The boat docked in Bratislava, Slovakia and we were able to see the effects of the long reign of Communism on that small country. Graffiti is a problem. Even our guide, who clearly loved her city, complained that there was no way to control the growing plague of graffiti covered monuments. The symbol of Slovakia, the massive square castle on the hill above the town, is realty only a façade, since the country cannot afford to restore and reconstruct the interior.
Coming onto Budapest at night was one of the most astonishing events of the cruise. The whole city was lit up, the bridges, the churches, the Parliament, the castle, all were draped in shimmering lights. It was a fairy land and the boat sailed down the Danube through the city, then turned around and sailed back to the Chain Bridge where we docked. All who were on deck were offered a glass of Tokay to celebrate our triumphant and spectacular entry into our final port of call.
The service from all the crew members was outstanding, whether they came from Ukraine, Serbia, Philippines, Bulgaria or elsewhere. They were invariably cheerful, helpful and happy to serve. I asked one of the receptionists if Viking gave them any kind of training and she claimed not, that it was strictly on the job training, which certainly speaks well of our Hotel Manager, Alexander Kuba. The program director, Colin Watson, was always on hand, friendly, helpful, and incredibly well-organized. The few glitches that occurred, such as the boat not arriving exactly on schedule to meet the busses, were handled with the pleasure of the passengers always uppermost in their consideration. For example, at the place where the Captain was negotiating the low water in the Danube, most of the passengers were ashore, visiting Regensburg and then were bussed to Deggensdorf to meet the boat. But the boat was an hour late, so the passengers were given carte blanche to go into town and do whatever they chose. It being dinner time, we headed to the first biergarten we found, ordered wine and dinner, sharing a veal Carpaccio with arugula appetizer and a wild mushroom and cream sauced dumpling that was so delicious it became the most memorable meal of the trip. Our tab was forty-two Euros and, with the receipt turned in, we later received the exact amount in cash back from the ship.

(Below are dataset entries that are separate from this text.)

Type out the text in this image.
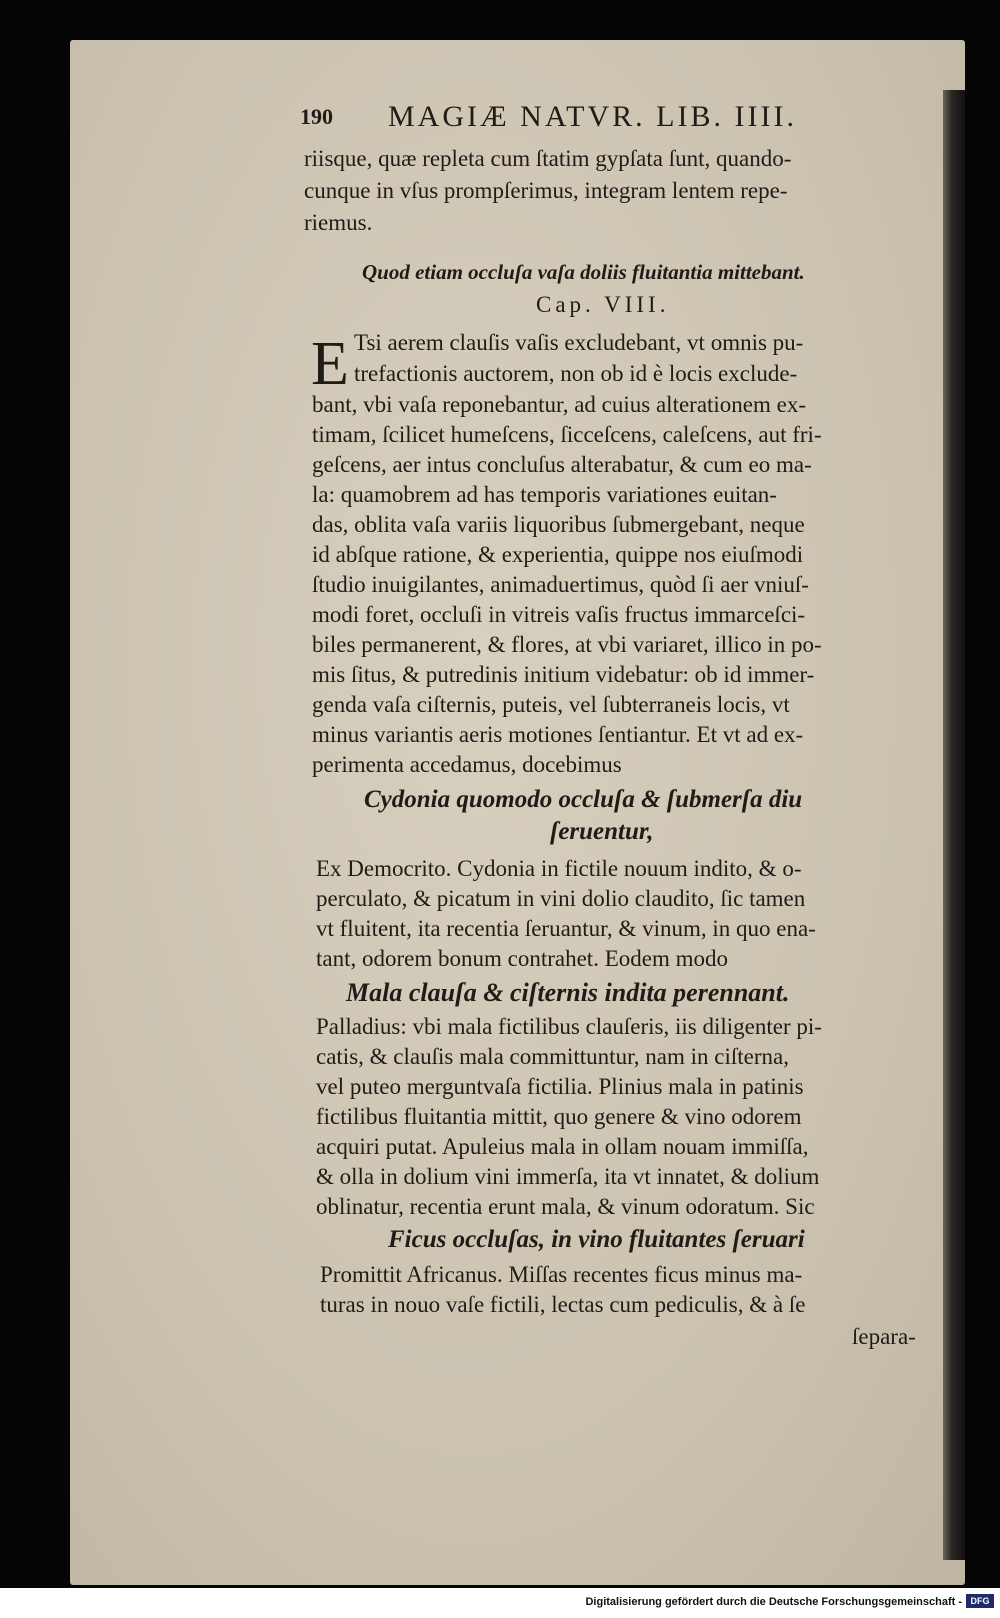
190 MAGIÆ NATVR. LIB. IIII.
riisque, quæ repleta cum ſtatim gypſata ſunt, quando-
cunque in vſus prompſerimus, integram lentem repe-
riemus.
Quod etiam occluſa vaſa doliis fluitantia mittebant.
Cap. VIII.
E Tsi aerem clauſis vaſis excludebant, vt omnis pu-
trefactionis auctorem, non ob id è locis exclude-
bant, vbi vaſa reponebantur, ad cuius alterationem ex-
timam, ſcilicet humeſcens, ſicceſcens, caleſcens, aut fri-
geſcens, aer intus concluſus alterabatur, & cum eo ma-
la: quamobrem ad has temporis variationes euitan-
das, oblita vaſa variis liquoribus ſubmergebant, neque
id abſque ratione, & experientia, quippe nos eiuſmodi
ſtudio inuigilantes, animaduertimus, quòd ſi aer vniuſ-
modi foret, occluſi in vitreis vaſis fructus immarceſci-
biles permanerent, & flores, at vbi variaret, illico in po-
mis ſitus, & putredinis initium videbatur: ob id immer-
genda vaſa ciſternis, puteis, vel ſubterraneis locis, vt
minus variantis aeris motiones ſentiantur. Et vt ad ex-
perimenta accedamus, docebimus
Cydonia quomodo occluſa & ſubmerſa diu
ſeruentur,
Ex Democrito. Cydonia in fictile nouum indito, & o-
perculato, & picatum in vini dolio claudito, ſic tamen
vt fluitent, ita recentia ſeruantur, & vinum, in quo ena-
tant, odorem bonum contrahet. Eodem modo
Mala clauſa & ciſternis indita perennant.
Palladius: vbi mala fictilibus clauſeris, iis diligenter pi-
catis, & clauſis mala committuntur, nam in ciſterna,
vel puteo merguntvaſa fictilia. Plinius mala in patinis
fictilibus fluitantia mittit, quo genere & vino odorem
acquiri putat. Apuleius mala in ollam nouam immiſſa,
& olla in dolium vini immerſa, ita vt innatet, & dolium
oblinatur, recentia erunt mala, & vinum odoratum. Sic
Ficus occluſas, in vino fluitantes ſeruari
Promittit Africanus. Miſſas recentes ficus minus ma-
turas in nouo vaſe fictili, lectas cum pediculis, & à ſe
ſepara-
Digitalisierung gefördert durch die Deutsche Forschungsgemeinschaft - DFG
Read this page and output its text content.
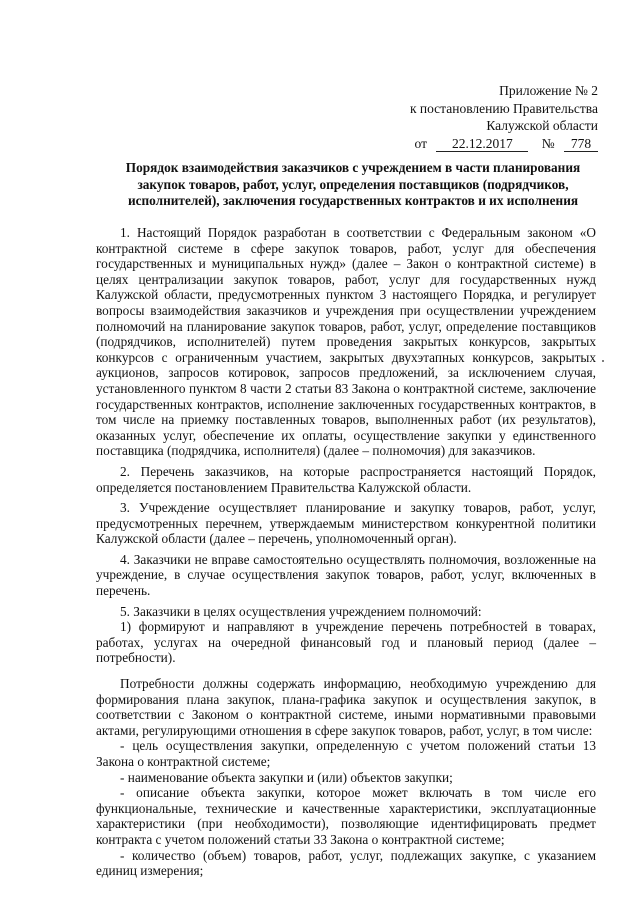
Приложение № 2
к постановлению Правительства
Калужской области
от 22.12.2017 № 778
Порядок взаимодействия заказчиков с учреждением в части планирования закупок товаров, работ, услуг, определения поставщиков (подрядчиков, исполнителей), заключения государственных контрактов и их исполнения

1. Настоящий Порядок разработан в соответствии с Федеральным законом «О контрактной системе в сфере закупок товаров, работ, услуг для обеспечения государственных и муниципальных нужд» (далее – Закон о контрактной системе) в целях централизации закупок товаров, работ, услуг для государственных нужд Калужской области, предусмотренных пунктом 3 настоящего Порядка, и регулирует вопросы взаимодействия заказчиков и учреждения при осуществлении учреждением полномочий на планирование закупок товаров, работ, услуг, определение поставщиков (подрядчиков, исполнителей) путем проведения закрытых конкурсов, закрытых конкурсов с ограниченным участием, закрытых двухэтапных конкурсов, закрытых аукционов, запросов котировок, запросов предложений, за исключением случая, установленного пунктом 8 части 2 статьи 83 Закона о контрактной системе, заключение государственных контрактов, исполнение заключенных государственных контрактов, в том числе на приемку поставленных товаров, выполненных работ (их результатов), оказанных услуг, обеспечение их оплаты, осуществление закупки у единственного поставщика (подрядчика, исполнителя) (далее – полномочия) для заказчиков.

2. Перечень заказчиков, на которые распространяется настоящий Порядок, определяется постановлением Правительства Калужской области.

3. Учреждение осуществляет планирование и закупку товаров, работ, услуг, предусмотренных перечнем, утверждаемым министерством конкурентной политики Калужской области (далее – перечень, уполномоченный орган).

4. Заказчики не вправе самостоятельно осуществлять полномочия, возложенные на учреждение, в случае осуществления закупок товаров, работ, услуг, включенных в перечень.

5. Заказчики в целях осуществления учреждением полномочий:

1) формируют и направляют в учреждение перечень потребностей в товарах, работах, услугах на очередной финансовый год и плановый период (далее – потребности).

Потребности должны содержать информацию, необходимую учреждению для формирования плана закупок, плана-графика закупок и осуществления закупок, в соответствии с Законом о контрактной системе, иными нормативными правовыми актами, регулирующими отношения в сфере закупок товаров, работ, услуг, в том числе:

- цель осуществления закупки, определенную с учетом положений статьи 13 Закона о контрактной системе;

- наименование объекта закупки и (или) объектов закупки;

- описание объекта закупки, которое может включать в том числе его функциональные, технические и качественные характеристики, эксплуатационные характеристики (при необходимости), позволяющие идентифицировать предмет контракта с учетом положений статьи 33 Закона о контрактной системе;

- количество (объем) товаров, работ, услуг, подлежащих закупке, с указанием единиц измерения;
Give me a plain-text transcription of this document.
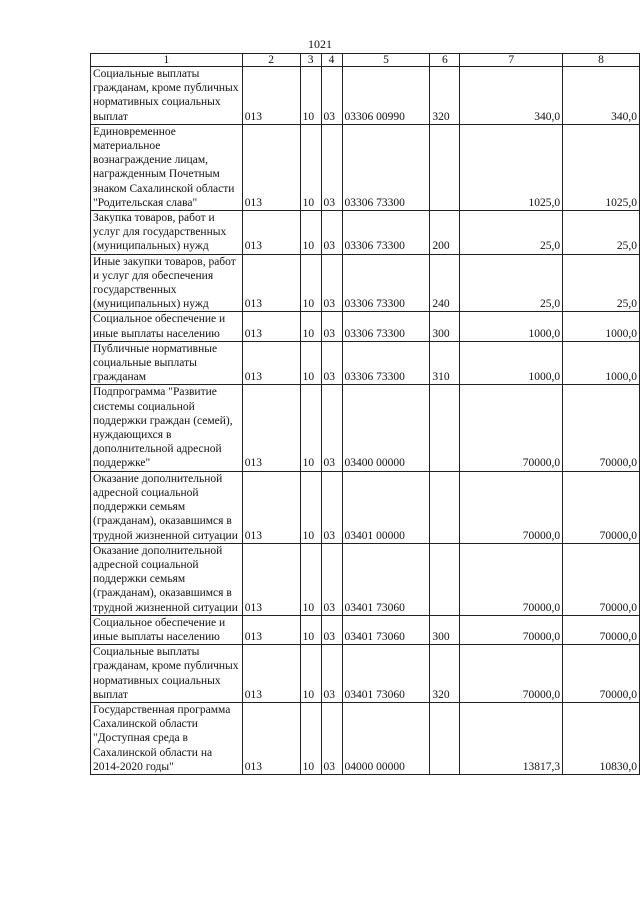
1021
1	2	3	4	5	6	7	8
Социальные выплаты гражданам, кроме публичных нормативных социальных выплат	013	10	03	03306 00990	320	340,0	340,0
Единовременное материальное вознаграждение лицам, награжденным Почетным знаком Сахалинской области "Родительская слава"	013	10	03	03306 73300		1025,0	1025,0
Закупка товаров, работ и услуг для государственных (муниципальных) нужд	013	10	03	03306 73300	200	25,0	25,0
Иные закупки товаров, работ и услуг для обеспечения государственных (муниципальных) нужд	013	10	03	03306 73300	240	25,0	25,0
Социальное обеспечение и иные выплаты населению	013	10	03	03306 73300	300	1000,0	1000,0
Публичные нормативные социальные выплаты гражданам	013	10	03	03306 73300	310	1000,0	1000,0
Подпрограмма "Развитие системы социальной поддержки граждан (семей), нуждающихся в дополнительной адресной поддержке"	013	10	03	03400 00000		70000,0	70000,0
Оказание дополнительной адресной социальной поддержки семьям (гражданам), оказавшимся в трудной жизненной ситуации	013	10	03	03401 00000		70000,0	70000,0
Оказание дополнительной адресной социальной поддержки семьям (гражданам), оказавшимся в трудной жизненной ситуации	013	10	03	03401 73060		70000,0	70000,0
Социальное обеспечение и иные выплаты населению	013	10	03	03401 73060	300	70000,0	70000,0
Социальные выплаты гражданам, кроме публичных нормативных социальных выплат	013	10	03	03401 73060	320	70000,0	70000,0
Государственная программа Сахалинской области "Доступная среда в Сахалинской области на 2014-2020 годы"	013	10	03	04000 00000		13817,3	10830,0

When we reached Budapest we had traveled a total of approximately 1120 miles through 68 locks with twelve ports of call -- actually thirteen because of the unscheduled pick-up at Deggensdorf.
Viking is clearly doing many things right. The effect may be a bit formulaic, but if the formula works, one knows what to count on. They are investing in new ocean going boats, they have their own busses at many of the stops, they handle the change-overs of passengers with minimal difficulties or confusions. The ports of call are interesting and varied and the cruising is as pleasant as possible. The fact that they encourage one to bring wine or beer aboard for one’s own dinner, even though it is provided on the ship helps the local economies and probably earns them great rewards from local officials. There is plenty of time for shopping, solo sightseeing and relaxed cruising. Our only complaint after two weeks aboard was that the Wi-Fi was sketchy and hard to achieve – perhaps they need larger antennas. But that was a small caveat, considering the elegant management of almost 200 people for two weeks.